In contrast, an integration window is applied within the acquisition window to the raw data of each detector in order to identify the precise interval over which that detector receives the X-ray beam. The integration window is used to determine the initiation and termination of a valid signal for each detector, and the resulting detector-specific on-time and off-time are stored by the controller. During operation, these stored timings are employed by the controller to define detector-specific acquisition windows, such that each detector is activated only during its calibrated interval of valid X-ray exposure.

In some embodiments, the top dead center signal as well as the time determined by each detector individually at which an X-ray signal was first received by said detector by passing an integration window over the acquired signal data for obtaining when a peak X-ray signal first initiated and then terminated for said detector is sent to a central processor. The central processor then uses the received data from the detectors and determine the acquisition window for each detector.

In embodiments, a controller of the inspection system with segmented detectors is configured to activates/deactivate a specific detector based on a time calculation. In embodiments, the time calculation includes determining a top dead center signal and/or a position calculation, wherein the position calculation comprises determining a position of the X-ray beam as it is passing over the specific detector.

In embodiments, the activation/deactivation method of a detector located within the inspection system is influenced by a determination of the speed of the rotating X-ray beam that is required to change dynamically. In embodiments which use the top dead center signal for activating/deactivating the detectors, the top dead center signal is required to be received by each detector and a re-calibration of the timing is required only if the speed of the rotating X-ray beam changes.

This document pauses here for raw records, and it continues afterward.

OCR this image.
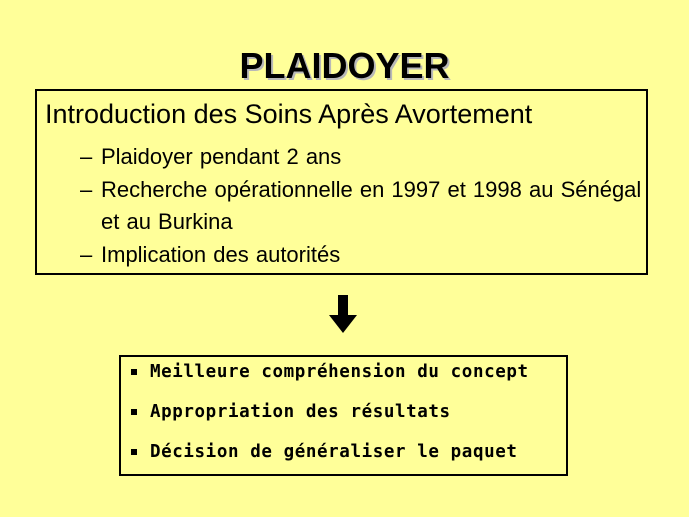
PLAIDOYER
Introduction des Soins Après Avortement
– Plaidoyer pendant 2 ans
– Recherche opérationnelle en 1997 et 1998 au Sénégal et au Burkina
– Implication des autorités
Meilleure compréhension du concept
Appropriation des résultats
Décision de généraliser le paquet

In embodiments using the position calculation for activating/deactivating the detectors, the position information of the X-ray beam as it is passing over the detectors is required to be continuously sent to each detector, however, re-calibration is not required if the speed of the rotating X-ray beam changes.

In various embodiments, during operation, each detector is turned on and off based on the acquisition window for each detector acquired during the calibration phase. Hence, the system of the present specification provides a geometry independent approach for controlling the on/off time of each of the detectors in the system, which is not dependent on geometric calculations, thereby reducing scatter contribution and resulting in reduction of noise in the system.

The above examples are merely illustrative of the many applications of the system of present specification. Although only a few embodiments of the present invention have been described herein, it should be understood that the present invention might be embodied in many other specific forms without departing from the spirit or scope of the invention. Therefore, the present examples and embodiments are to be considered as illustrative and not restrictive, and the invention may be modified within the scope of the appended claims.